Despite the increased recognition of human cases, limited information is available regarding the infection of invertebrate and vertebrate hosts for this emerging tick-borne disease.
Toward the development of a viable transmission model and to further characterize the pathology associated with R. parkeri infection, inbred mouse strains (A/J, BALB/c, C3H/HeJ, and C3H/HeN) were intravenously and intradermally inoculated with 10(5) low-passage-number R. parkeri (Portsmouth strain), and infection, gross pathology, and histopathology were scored. Additionally, a quantitative real-time PCR (qPCR) was performed to estimate rickettsial load in heart, lung, spleen, and liver tissues of infected mice at 19 days postinoculation.
Of the A/J, BALB/c, and C3H/HeN mice, none displayed universal pathology consistent with sustained infection.

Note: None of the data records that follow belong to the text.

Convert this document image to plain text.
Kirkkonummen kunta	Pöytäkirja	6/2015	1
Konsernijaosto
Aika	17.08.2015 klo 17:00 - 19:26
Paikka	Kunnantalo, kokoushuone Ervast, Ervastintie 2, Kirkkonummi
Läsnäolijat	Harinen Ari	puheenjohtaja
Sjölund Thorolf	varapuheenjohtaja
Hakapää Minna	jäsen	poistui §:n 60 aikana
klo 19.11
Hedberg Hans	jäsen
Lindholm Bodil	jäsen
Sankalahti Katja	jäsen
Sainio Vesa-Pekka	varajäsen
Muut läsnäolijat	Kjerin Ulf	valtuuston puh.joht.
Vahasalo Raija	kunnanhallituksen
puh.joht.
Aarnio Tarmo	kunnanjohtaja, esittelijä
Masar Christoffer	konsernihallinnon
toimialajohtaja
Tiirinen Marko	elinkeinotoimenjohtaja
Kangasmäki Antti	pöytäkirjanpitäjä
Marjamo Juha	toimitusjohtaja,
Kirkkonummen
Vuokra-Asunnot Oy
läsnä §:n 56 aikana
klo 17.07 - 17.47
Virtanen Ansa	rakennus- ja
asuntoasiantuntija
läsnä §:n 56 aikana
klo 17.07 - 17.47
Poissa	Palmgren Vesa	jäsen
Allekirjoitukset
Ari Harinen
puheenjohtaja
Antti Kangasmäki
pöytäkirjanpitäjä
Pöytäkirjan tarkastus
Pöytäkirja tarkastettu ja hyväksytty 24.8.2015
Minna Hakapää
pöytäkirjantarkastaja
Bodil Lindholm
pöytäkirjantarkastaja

Compared to age-matched control mice, the intravenously inoculated C3H/HeJ mice exhibited marked facial edema and marked splenomegaly upon gross examination, while the intradermally inoculated mice developed characteristic eschar-like lesions.
The C3H/HeJ mice also exhibited the greatest concentrations of rickettsial DNA from heart, lung, liver, and spleen samples when examined by qPCR. The similarity of the pathology of human disease and sustained infection suggests that the C3H/HeJ strain of mice is a promising candidate for subsequent experiments to examine the tick transmission, dissemination, and pathology of R. parkeri rickettsiosis.